Ma tutte queste sono parole eccessive, inutili a descrivere l’attuale situazione italiana. C’è chi, molto più semplicemente parla di “casta”. Zagrebelsky, più forbito, di oligarchie. Difficile spiegare meglio un mondo politico (e di conseguenza mediatico, nella nostra situazione bloccata e malata) perfettamente autoreferenziale. Marrazzo che torna in tv o Giannino in radio sono emblematici di una classe che si autoalimenta. Chi sta dentro, chi fa parte delle conventicole, può riemergere anche da situazioni che, in qualunque altro settore, lo darebbero per spacciato. Complice il sistema elettorale, abbiamo una serie di protagonisti della vita pubblica che probabilmente nessun elettore vorrebbe scegliere. Casini o Formigoni, non si sa a rappresentanza di chi, dettano linee politiche. La Finocchiaro, ripetutamente bocciata dai suoi elettori, sembra predestinata a ruoli di grandissimo rilievo. La Bindi all’Antimafia. I dirigenti del Pd, sempre gli stessi, constatata la propria impresentabilità, si affidano a uno sconosciuto per arginare quello che vivono come un cancro intestino, ma è l’unico ad essere popolare.

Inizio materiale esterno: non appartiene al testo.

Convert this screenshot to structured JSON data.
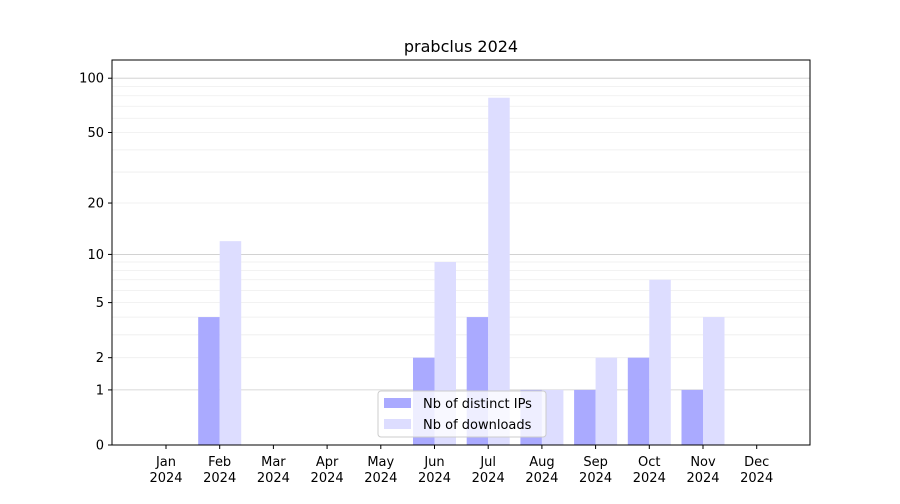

In Parlamento siede ancora gente come Rutelli. La Polverini è di nuovo in sella. In ordine sparso, Buttiglione, Razzi, Scilipoti. Le percentuali che le larghe intese hanno in Parlamento non hanno alcun corrispettivo nel Paese. In prove attoriali di grandissimo spessore, tutti fingono di non sapere che chi aveva votato Berlusconi era contro la sinistra; chi votava a sinistra era contro Berlusconi.

Tutti questi concetti, la confusione tra destra e sinistra, tra conservatori e progressisti, l’assoluta imperturbabilità di fronte ai dati della realtà, l’inossidabilità di ceto, le indiscusse capacità recitative trovano una miracolosa incarnazione in un solo volto: Capezzone. È qui che il colmo della contraddizione tra paese reale e palazzo trova il suo apice: da radicale consumato, può star bene con qualunque forza politica dentro il Parlamento, pur godendo dell’unanimità dei dissensi tra la gente comune. Vien da sospettare che Berlusconi, che avrebbe ben altre personcine più gradevoli da piazzare come portavoce, ce lo spiattella a dispetto per suscitare i 5 minuti di incazzatura collettiva di orwelliana memoria. L’innata capacità di difendere, con convinzione invidiabile, qualunque posizione, benché antitetica. Una faccia da schiaffi, si direbbe: e quando qualcuno passò dalle parole ai fatti, prendendolo a pugni sotto palazzo Grazioli, si consumò l’ennesimo scollamento tra politica e società. Tutti i partiti si lanciarono in attestazioni di solidarietà, parole dure (e giustissime) contro ogni forma di violenza. Neanche uno che, seppur con giri di parole che in politichese criptico volessero accennare a un vago: “se l’è un po’ cercata”. Intanto nel web un effluvio di adesioni, nessuno escluso, da destra sinistra e centro; individui normalmente moderati, pacifici, nonviolenti, pronti a assumersi la paternità dell’atto, con conseguente responsabilità penale. P

er quel che mi è capitato di sperimentare, chiedendo spiegazioni, anche i più accaniti dei berlusconiani di fronte al solo nominare del loro portavoce, allargano le braccia con un sorriso. Voglio però chiudere con un appello: mi si trovi un elettore di destra disposto a difenderlo, definendolo un bravo ragazzo, molto preparato, e io prometto di non nominarlo mai più.